The geometric requirement that ensures smooth movement of contacting gear teeth is known as the fundamental law of gearing. This law states that for two bodies rotating about separate centers and in contact along their profiles, the relative angular velocity of the two will be constant as long as the line perpendicular to the point of contact of their two profiles, the profile normal, passes through the same point along the line between their centers throughout their movement. A pair of tooth profiles that satisfy the fundamental law of gearing are said to be conjugate to each other. The involute profile that is used for most gear teeth today is self-conjugate, which means that if the teeth of two gears are the same size then they will mesh smoothly independent of the diameters of the mating gears.

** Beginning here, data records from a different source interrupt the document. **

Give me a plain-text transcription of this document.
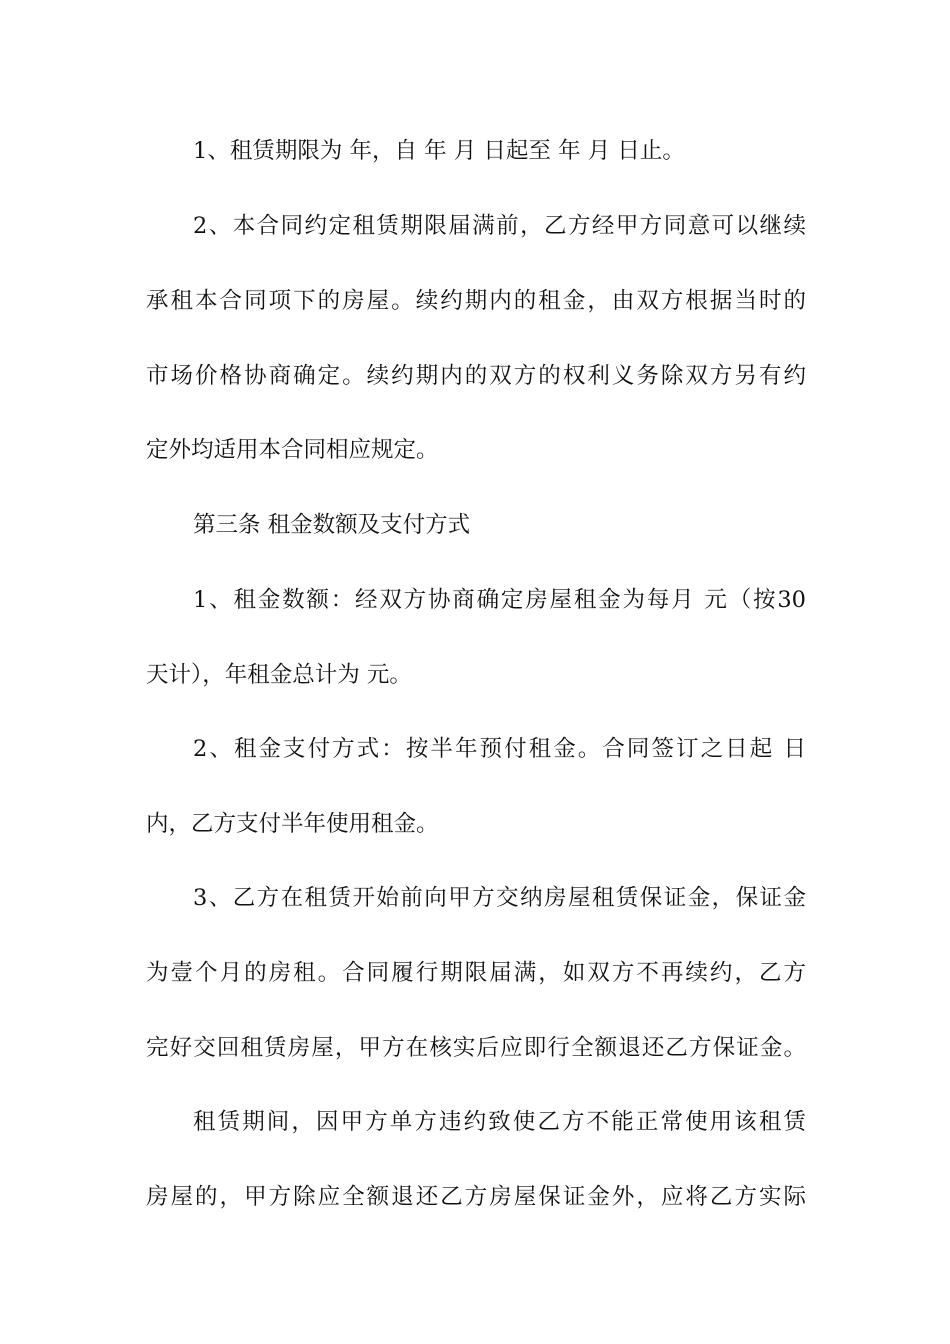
1、租赁期限为 年，自 年 月 日起至 年 月 日止。

2、本合同约定租赁期限届满前，乙方经甲方同意可以继续

承租本合同项下的房屋。续约期内的租金，由双方根据当时的

市场价格协商确定。续约期内的双方的权利义务除双方另有约

定外均适用本合同相应规定。

第三条 租金数额及支付方式

1、租金数额：经双方协商确定房屋租金为每月 元（按30

天计），年租金总计为 元。

2、租金支付方式：按半年预付租金。合同签订之日起 日

内，乙方支付半年使用租金。

3、乙方在租赁开始前向甲方交纳房屋租赁保证金，保证金

为壹个月的房租。合同履行期限届满，如双方不再续约，乙方

完好交回租赁房屋，甲方在核实后应即行全额退还乙方保证金。

租赁期间，因甲方单方违约致使乙方不能正常使用该租赁

房屋的，甲方除应全额退还乙方房屋保证金外，应将乙方实际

The relative movement of gears with conjugate tooth profiles is defined by the distance from the center of each gear to the point at which the profile normal intersects the line of centers. This is known as the radius of the pitch circle for each gear. The calculation of the speed ratios for a gear train with conjugate gear teeth becomes a calculation using the ratios of the radii of the pitch circles that make up the gear train.

Gear train design uses the desired speed ratio for a system of gears to select the number of gears, their configuration, and the size of their pitch circles. This is independent of the selection of the gear teeth as long as the tooth profiles are conjugate, with the exception that the circumferences of the pitch circles must provide for a whole number of teeth.